JONI MITCHELL'S viewpoint has usually been first-person-singular, with the world seen as an incidental part of the examination of the quandary inside a relationship. In her new album "The Hissing of Summer Lawns," the viewpoint seems more nearly general, less specific, and the stories she tells collectively yield some truths (or maybe they're only suspicions) that are social as well as personal.
There is still the question of how much romanticism balanced against how much "reality" is good for. us, but it is complicated this time out by the irony of what has happened to the settings, the environments-the city has paradoxically become the place primeval, while the country (nowadays the suburbs) has become the place where too much civilization is beginning to take its toll. Joni Mitchell shows us people trying to recapture certain irresponsibility or spontaneity - the ability to dance, to play -and they come off looking either a bit tawdry or frantic. Or she has them (us) looking for something through "lifestyle" affectations in New York, city of cities, or trying to beat back boredom and rage in Suburbia - especially this, I think. She has built a song around the Johnny Mandel - Jon Hendricks relic of jazzbo slickness called Centerpiece that deals not only with the problem of "living happily ever after" but with the problem of centerpieces-their having more to do with making an impression than with supplying nourishment.
It is a difficult album, you see, partly because Mitchell is not moralizing, not boiling a situation down so any right-thinking listener can interpret it in only one way. It is difficult too because it doesn't sound like anything we're accustomed to, familiar as we are with the machinery behind the popular song, nor does it go out of its way to be pretty or tuneful. The Jungle Line, for example; is about an asphalt jungle-but seen as something a beautiful madman such as the "primitive" painter Theodore Rousseau might have created ("Beauty and madness to be praised," she says in another song, about a movie-style greed for the root flavor of life). It is an experiment, a successful one, exquisitely lyrical images enhanced by almost frightening synthesizer whoops and warrior drums, and it doesn't mind being pulled out of the album to be considered as a separate whole. Most of the other pieces don't disengage from the overall context quite so easily.

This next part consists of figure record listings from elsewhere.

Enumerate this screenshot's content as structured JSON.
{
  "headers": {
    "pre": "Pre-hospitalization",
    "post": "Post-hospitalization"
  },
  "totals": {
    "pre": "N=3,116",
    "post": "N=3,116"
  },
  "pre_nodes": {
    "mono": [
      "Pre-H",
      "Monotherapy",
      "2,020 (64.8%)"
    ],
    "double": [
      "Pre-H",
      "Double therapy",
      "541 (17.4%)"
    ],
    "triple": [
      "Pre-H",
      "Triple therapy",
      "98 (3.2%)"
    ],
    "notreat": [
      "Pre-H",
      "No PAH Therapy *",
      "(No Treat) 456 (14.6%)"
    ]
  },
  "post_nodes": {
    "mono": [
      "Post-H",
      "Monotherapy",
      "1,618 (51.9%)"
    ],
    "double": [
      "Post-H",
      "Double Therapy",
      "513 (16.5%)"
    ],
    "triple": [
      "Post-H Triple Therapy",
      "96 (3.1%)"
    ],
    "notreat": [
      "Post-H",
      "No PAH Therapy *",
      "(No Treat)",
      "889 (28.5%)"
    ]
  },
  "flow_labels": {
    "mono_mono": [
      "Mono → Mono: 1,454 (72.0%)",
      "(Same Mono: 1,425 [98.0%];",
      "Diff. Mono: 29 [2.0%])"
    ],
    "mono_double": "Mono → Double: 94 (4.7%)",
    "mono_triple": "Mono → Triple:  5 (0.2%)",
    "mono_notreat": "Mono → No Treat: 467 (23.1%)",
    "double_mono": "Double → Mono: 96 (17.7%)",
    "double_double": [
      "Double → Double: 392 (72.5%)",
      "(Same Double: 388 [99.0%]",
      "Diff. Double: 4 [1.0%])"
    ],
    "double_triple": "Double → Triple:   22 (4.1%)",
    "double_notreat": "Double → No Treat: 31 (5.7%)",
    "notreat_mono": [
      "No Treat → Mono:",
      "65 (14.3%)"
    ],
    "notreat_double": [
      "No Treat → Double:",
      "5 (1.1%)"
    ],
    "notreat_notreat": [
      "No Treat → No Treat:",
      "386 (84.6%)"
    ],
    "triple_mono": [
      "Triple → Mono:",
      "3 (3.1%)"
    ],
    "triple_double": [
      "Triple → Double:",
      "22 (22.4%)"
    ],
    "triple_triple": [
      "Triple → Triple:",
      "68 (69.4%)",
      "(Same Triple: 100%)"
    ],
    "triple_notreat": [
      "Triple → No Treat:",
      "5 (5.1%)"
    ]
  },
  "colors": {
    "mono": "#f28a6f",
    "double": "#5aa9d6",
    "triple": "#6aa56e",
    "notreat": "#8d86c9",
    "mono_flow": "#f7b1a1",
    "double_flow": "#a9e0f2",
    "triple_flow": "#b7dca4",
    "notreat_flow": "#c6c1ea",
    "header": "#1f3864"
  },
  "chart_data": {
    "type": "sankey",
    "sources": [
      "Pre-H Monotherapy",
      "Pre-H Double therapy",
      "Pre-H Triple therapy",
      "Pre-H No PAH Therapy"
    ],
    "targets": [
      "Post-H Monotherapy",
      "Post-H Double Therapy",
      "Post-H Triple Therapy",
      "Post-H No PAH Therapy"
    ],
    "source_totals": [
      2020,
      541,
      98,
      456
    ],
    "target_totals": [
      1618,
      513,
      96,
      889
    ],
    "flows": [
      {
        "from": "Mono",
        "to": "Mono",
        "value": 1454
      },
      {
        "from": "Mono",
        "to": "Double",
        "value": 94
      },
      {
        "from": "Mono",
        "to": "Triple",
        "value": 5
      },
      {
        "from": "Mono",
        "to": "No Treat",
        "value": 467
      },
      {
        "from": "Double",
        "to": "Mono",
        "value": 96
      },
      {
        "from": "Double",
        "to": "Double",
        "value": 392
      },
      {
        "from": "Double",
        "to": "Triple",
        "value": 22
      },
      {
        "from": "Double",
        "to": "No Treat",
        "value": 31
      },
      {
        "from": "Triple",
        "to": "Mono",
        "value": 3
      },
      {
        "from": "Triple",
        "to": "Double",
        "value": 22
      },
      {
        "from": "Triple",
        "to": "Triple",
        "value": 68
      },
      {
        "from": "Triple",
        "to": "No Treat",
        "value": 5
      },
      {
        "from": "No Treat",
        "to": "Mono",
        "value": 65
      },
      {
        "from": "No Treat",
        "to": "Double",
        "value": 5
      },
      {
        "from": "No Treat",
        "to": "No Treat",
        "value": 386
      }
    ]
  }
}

Throughout, I am alternately struck by the notion that she has done little work on her melodies, that she has just ambled along the path of least resistance, and by the opposite notion (fostered by the delicacy of the tune to Shades of Scarlet Conquering, or that of Shadows and Ligh, that she is up to something too subtle for me to detect at this early stage in my relationship with the music. The lyrics, too, sometimes remind me of what Wilfrid Sheed said about symbolism: if the reader (or listener) gets it, you've taken an unnecessarily roundabout way of communicating with him, and if he doesn't get it you haven't communicated with him at all. That's just the trouble with symbolism, though, and certainly no reason not to use it. There's more to poetry than simple communication - otherwise telegrams would be literature. And so the appeal of Mitchell's metaphors lies in their richness, in how long you can continue to pull new ideas and fresh slants out of them, no matter how many of them came from her head, how many from yours.
I hope I've made it clear that this isn't much of a party record; you'll have to deal with it privately, as you would read a book. But it should keep you occupied for about as long as you want it to-and how often does "popular" music do that?
JONI MITCHELL: The Hissing of Summer Lawns. Joni Mitchell (vocals, guitar, piano, synthesizer); John Guerin (drums); Max Bennett (bass); Larry Carlton (guitar); other musicians. In France They Kiss on Main Street; The Jungle Line; Edith and the Kingpin; Don't Interrupt the Sorrow; Shades of Scarlet Conquering; The Boho Dance; Harry's House-Centerpiece; Sweet Bird; Shadows and Light. ASYLUM 7E-I051 $6.98, © ETS-1O51 $7.98, © TC5-1051 $7.98.